Buna göre; taksirli suçlar ve aşağıda sayılan suçlar dışında tecil edilmiş hükümler hariç olmak üzere, ağır hapis veyahut 6 aydan fazla hapis veyahut affa uğramış olsalar bile Devletin şahsiyetine karşı işlenen suçlarla, zimmet, ihtilas, irtikap, rüşvet, hırsızlık, dolandırıcılık, sahtecilik, inancı kötüye kullanma, dolanlı iflas gibi yüz kızartıcı veya şeref ve haysiyeti kırıcı suçtan veya istimal ve istihlak kaçakçılığı hariç kaçakçılık, resmi ihale ve alım satımlara fesat karıştırma, Devlet sırlarını açığa vurma suçlarından dolayı hükümlü bulunanlar memur olamaz (m. 48/A-5).
Çalışılacak olan kurumun özel ve diğer mevzuatında özel bir hüküm bulunabilir. Özel düzenlemede yer alan şartları taşımayan kişinin de memur olması mümkün olamaz.
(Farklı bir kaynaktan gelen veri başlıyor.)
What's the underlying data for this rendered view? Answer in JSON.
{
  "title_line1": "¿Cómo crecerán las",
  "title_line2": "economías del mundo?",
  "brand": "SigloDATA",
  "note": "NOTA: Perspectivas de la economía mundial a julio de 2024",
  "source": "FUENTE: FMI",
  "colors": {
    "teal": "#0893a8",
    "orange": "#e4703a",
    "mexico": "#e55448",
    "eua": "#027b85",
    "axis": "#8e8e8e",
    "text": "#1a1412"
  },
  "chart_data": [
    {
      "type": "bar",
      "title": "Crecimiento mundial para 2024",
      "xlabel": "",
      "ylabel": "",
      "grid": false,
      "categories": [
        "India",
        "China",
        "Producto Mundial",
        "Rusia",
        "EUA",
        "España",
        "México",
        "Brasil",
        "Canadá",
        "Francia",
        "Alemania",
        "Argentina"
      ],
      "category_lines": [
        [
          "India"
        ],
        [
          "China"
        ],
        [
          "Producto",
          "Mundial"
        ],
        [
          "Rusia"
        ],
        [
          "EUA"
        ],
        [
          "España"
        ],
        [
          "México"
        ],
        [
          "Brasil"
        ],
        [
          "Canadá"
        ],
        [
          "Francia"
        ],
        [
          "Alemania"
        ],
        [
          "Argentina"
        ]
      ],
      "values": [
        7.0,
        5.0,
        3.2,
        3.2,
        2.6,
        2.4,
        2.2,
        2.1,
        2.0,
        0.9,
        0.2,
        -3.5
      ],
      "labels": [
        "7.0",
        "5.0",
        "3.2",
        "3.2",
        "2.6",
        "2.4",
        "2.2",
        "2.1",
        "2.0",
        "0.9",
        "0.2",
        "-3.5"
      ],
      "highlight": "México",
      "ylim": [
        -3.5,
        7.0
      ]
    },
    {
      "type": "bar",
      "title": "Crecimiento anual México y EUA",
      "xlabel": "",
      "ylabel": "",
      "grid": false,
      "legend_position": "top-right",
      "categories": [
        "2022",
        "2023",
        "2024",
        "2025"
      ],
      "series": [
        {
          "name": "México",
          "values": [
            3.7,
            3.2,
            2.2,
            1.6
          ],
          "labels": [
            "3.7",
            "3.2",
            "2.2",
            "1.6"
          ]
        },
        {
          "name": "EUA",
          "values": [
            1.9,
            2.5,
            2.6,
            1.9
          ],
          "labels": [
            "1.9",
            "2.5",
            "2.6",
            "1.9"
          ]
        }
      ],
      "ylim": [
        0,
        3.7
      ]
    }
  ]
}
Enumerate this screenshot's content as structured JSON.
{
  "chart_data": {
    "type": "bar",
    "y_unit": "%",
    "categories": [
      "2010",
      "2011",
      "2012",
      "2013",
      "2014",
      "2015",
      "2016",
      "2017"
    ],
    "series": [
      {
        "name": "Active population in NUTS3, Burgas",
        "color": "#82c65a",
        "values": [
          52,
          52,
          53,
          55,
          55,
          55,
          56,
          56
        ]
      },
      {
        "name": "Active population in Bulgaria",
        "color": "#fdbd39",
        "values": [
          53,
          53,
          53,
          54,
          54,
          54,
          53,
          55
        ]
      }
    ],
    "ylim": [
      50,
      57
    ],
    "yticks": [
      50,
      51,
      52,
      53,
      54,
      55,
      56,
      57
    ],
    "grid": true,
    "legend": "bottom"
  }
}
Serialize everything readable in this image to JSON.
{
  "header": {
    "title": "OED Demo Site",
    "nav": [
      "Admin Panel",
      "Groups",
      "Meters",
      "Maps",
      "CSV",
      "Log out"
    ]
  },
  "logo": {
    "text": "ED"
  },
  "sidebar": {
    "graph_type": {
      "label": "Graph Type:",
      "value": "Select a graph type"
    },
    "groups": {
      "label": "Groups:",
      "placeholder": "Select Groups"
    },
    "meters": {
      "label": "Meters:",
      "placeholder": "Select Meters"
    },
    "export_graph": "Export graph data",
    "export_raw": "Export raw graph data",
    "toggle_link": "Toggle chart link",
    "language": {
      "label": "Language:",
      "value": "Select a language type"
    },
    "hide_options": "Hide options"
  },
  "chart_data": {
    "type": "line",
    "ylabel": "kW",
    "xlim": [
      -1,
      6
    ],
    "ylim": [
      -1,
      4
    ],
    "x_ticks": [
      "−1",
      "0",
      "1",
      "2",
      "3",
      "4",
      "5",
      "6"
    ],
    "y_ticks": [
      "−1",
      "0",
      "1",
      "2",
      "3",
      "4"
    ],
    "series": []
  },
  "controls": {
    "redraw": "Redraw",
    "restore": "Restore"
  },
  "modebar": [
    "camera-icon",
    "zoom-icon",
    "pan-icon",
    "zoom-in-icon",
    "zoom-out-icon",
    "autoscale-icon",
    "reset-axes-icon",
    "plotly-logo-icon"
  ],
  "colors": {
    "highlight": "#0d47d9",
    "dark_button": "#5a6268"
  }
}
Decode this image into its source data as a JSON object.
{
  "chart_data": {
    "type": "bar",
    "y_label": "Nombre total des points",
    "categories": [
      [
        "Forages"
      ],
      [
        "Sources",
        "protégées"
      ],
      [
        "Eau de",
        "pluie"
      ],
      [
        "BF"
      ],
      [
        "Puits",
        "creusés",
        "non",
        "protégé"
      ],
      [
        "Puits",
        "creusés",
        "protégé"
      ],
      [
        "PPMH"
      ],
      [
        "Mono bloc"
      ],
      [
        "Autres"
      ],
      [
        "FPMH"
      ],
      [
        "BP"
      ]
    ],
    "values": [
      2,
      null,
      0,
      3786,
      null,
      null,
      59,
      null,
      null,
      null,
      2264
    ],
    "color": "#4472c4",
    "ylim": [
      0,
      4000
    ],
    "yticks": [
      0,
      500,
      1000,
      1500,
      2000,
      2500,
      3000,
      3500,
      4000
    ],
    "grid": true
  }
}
Örneğin; 2802 sayılı Hakimler ve Savcılar Kanunu‘nun 8. maddesine taksirli suçlar hariç olmak üzere üç aydan fazla hapis veya affa uğramış olsa bile belli suçlarından dolayı hükümlü bulunmamak veya bu suçlardan veya taksirli suçlar hariç olmak üzere üç aydan fazla hürriyeti bağlayıcı cezayı gerektiren bir fiilden dolayı soruşturma veya kovuşturma altında olmamak zorunludur.
Ayrıca milletvekili seçilme yeterliliği ile ilgili olarak da Anayasa’da bir düzenleme mevcuttur. Anayasa’nın, milletvekili seçilme yeterliliğine ilişkin 76. maddesinde; taksirli suçlar hariç olmak üzere toplam bir yıl veya daha fazla hapis ile ağır hapis cezasına hüküm giymiş olanlar milletvekili seçilemez.